U.S. technologists are mostly praising Reflection AI’s new mission. “It’s great to see more open source AI models in the US,” White House AI and Crypto Czar David Sachs wrote on X. “A meaningful segment of the global market will prefer the cost, customization, and control that open source offers. We want the US to win here too.”
“This is really great news for open source AI in America,” Clem DeLang, co-founder and CEO of Hugging Face, an open collaborative platform for AI builders, told TechCrunch about the round. Delangue added, “The challenge going forward is to demonstrate how quickly open AI models and datasets can be shared (similar to what we’re seeing from the labs that dominate open source AI).”
Reflection AI’s definition of “open” seems to focus on access rather than development, similar to Llama and Mistral’s Meta strategy. Raskin said Reflection AI plans to make the model weights – the core parameters that determine how the AI system works – publicly available, while keeping most of the dataset and complete training pipeline proprietary.
“Actually, it’s the model weights that are most impactful, because anyone can use them and start tinkering with them,” Raskin says. “Only a select few companies can actually use the infrastructure stack.”

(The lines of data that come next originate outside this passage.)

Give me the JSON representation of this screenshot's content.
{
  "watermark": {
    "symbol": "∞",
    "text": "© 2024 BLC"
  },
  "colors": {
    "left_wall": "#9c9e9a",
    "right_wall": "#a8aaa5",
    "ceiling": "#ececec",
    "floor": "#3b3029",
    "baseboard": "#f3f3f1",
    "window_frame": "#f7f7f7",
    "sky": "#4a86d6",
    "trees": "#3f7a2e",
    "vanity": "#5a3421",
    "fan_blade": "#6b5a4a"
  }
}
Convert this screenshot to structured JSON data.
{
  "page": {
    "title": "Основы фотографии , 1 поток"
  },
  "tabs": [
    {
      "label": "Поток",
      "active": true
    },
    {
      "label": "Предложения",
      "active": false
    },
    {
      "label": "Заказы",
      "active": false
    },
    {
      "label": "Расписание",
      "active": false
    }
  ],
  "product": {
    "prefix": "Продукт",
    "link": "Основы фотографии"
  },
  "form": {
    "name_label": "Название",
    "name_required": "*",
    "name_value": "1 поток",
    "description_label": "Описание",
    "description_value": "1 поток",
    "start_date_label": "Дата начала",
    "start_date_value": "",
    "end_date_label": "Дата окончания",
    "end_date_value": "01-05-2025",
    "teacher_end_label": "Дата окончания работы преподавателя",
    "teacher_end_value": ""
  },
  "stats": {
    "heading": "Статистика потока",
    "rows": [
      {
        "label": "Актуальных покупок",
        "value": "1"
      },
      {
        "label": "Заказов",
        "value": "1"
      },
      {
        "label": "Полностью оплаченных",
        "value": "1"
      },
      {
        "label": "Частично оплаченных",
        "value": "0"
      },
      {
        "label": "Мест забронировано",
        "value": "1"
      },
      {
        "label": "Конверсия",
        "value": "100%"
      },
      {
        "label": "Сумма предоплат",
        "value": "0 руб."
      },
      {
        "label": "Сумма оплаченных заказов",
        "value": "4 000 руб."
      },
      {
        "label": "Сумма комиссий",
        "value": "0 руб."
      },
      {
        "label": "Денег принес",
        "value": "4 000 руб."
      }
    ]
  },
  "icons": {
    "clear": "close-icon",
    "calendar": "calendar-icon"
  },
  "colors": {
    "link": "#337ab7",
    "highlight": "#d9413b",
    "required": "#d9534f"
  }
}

This balance also supports Reflection AI’s business model. Raskin said researchers will be free to use the models, but the revenue will come from large companies building products based on Reflection AI’s models and from governments developing “sovereign AI” systems, meaning AI models developed and managed by each country.
“When you get into the realm of large enterprises, you want an open model by default,” Raskin says. “You want something that you own. You can run it on your own infrastructure, you can control its cost, and you can customize it for different workloads. We’re paying exorbitant amounts of money for AI, so we want to be able to optimize it as much as possible. That’s really the market we’re serving.”
Raskin said Reflection AI has not yet released its first model, which is primarily text-based, with plans to include multimodal capabilities in the future. The company plans to use the funding from this latest round to acquire the computing resources needed to train new models, the first of which it aims to release early next year.
Investors in Reflection AI’s latest round include Nvidia, Disruptive, DST, 1789, B Capital, Lightspeed, GIC, Eric Yuan, Eric Schmidt, Citi, Sequoia, CRV, and more.